Le constructeur automobile allemand Volkswagen traverse une période de turbulences majeures. Sur les six premiers mois de 2026, le groupe a livré 4,13 millions de véhicules dans le monde, soit un recul de 6,3% par rapport à l’année précédente — et ce, alors qu’un ambitieux plan de réorganisation se heurte à de vives résistances en interne.

Un deuxième trimestre particulièrement difficile

Entre avril et juin, le groupe a écoulé 2,077 millions de véhicules, accusant une baisse de 8,6% sur un an. Ce repli s’ajoute à un premier trimestre déjà en retrait de 4%, confirmant une tendance à la dégradation.

La Chine, longtemps locomotive de croissance du groupe, concentre l’essentiel des difficultés : les livraisons y ont chuté de 36% au deuxième trimestre, sous la pression d’une concurrence locale féroce — ces mêmes marques chinoises qui mènent désormais l’offensive jusqu’en Europe. À l’inverse, l’Europe occidentale affiche une légère progression de 1,8%, et l’Amérique du Nord enregistre une hausse notable de 7,7%.

Un plan de réorganisation qui peine à s’imposer

Face à ce contexte, le président du directoire Oliver Blume pousse un vaste projet de restructuration, baptisé «Group Target Picture». Selon des informations de presse confirmées à l’AFP dans l’entourage du groupe, il n’est pas parvenu jeudi à réunir une majorité au conseil de surveillance en faveur de ce plan. Volkswagen n’a pas souhaité commenter ces informations.

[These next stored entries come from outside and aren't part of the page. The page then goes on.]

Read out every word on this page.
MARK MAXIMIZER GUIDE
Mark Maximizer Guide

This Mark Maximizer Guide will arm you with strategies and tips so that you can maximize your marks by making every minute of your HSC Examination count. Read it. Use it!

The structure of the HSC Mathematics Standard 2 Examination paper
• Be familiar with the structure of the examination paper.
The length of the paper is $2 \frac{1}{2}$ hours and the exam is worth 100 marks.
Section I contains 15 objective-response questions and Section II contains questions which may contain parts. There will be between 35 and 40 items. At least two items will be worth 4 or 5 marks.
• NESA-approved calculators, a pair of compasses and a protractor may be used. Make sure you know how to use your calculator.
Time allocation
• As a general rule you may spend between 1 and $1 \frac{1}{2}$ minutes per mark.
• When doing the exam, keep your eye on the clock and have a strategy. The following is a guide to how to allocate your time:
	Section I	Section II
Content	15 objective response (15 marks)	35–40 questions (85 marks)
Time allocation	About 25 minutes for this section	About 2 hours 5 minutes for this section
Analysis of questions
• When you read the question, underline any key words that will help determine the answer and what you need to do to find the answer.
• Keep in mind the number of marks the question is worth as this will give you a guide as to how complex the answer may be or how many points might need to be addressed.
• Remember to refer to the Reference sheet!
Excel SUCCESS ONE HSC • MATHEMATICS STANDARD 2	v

Plusieurs médias allemands évoquent des fermetures d’usines en Allemagne et la suppression de quelque 50 000 emplois supplémentaires dans le monde — certaines sources, comme le Manager Magazin, avançant même jusqu’à 100 000 postes, soit près de 15% des effectifs du groupe. Toujours selon la presse allemande, la direction envisagerait par ailleurs de ramener la capacité de production annuelle de dix à neuf millions de véhicules, avec des réductions de 500 000 unités en Chine et autant en Allemagne. Le nombre de modèles proposés pourrait quant à lui être réduit de moitié.

Salariés et syndicats vent debout contre les suppressions de postes

Les représentants des salariés et le Land de Basse-Saxe, deuxième actionnaire du groupe, ont publiquement rejeté les coupes envisagées. Des manifestations ont eu lieu jeudi sur plusieurs sites allemands, à l’appel du comité d’entreprise et du syndicat IG Metall.

Dans une lettre adressée vendredi aux employés, les représentants du personnel ont affirmé que «la transformation ne peut réussir qu’avec les salariés, et non contre eux». Ils dénoncent le manque de transparence sur les suppressions de postes envisagées, qualifiant d’«absurdes» les chiffres qui circulent dans la presse.

Un bras de fer qui pourrait durer des mois

Pour Stephan Bratzel, directeur du Center of Automotive Management, les négociations pourraient s’étirer sur plusieurs mois, jusqu’à celles de la prochaine convention collective. L’expert juge néanmoins inévitable une réduction des capacités de production, notamment sur les sites allemands aux coûts élevés.

Malgré les blocages, Oliver Blume a réaffirmé vendredi la détermination de la direction : «Le directoire poursuit la transformation du groupe et assume sa responsabilité pour l’avenir durable de l’entreprise avec la restructuration la plus importante de son histoire.» Le directeur financier Arno Antlitz a pour sa part insisté sur la nécessité de réduire résolument les coûts pour continuer à investir dans l’électrique, les logiciels et les nouvelles technologies — le nerf de la guerre pour une marque qui mise sur des modèles comme sa future citadine électrique à moins de 25 000 €.

Une nouvelle réunion du conseil de surveillance est prévue début septembre. C’est à cette échéance que se jouera peut-être l’avenir du plan de restructuration — et celui de dizaines de milliers d’emplois.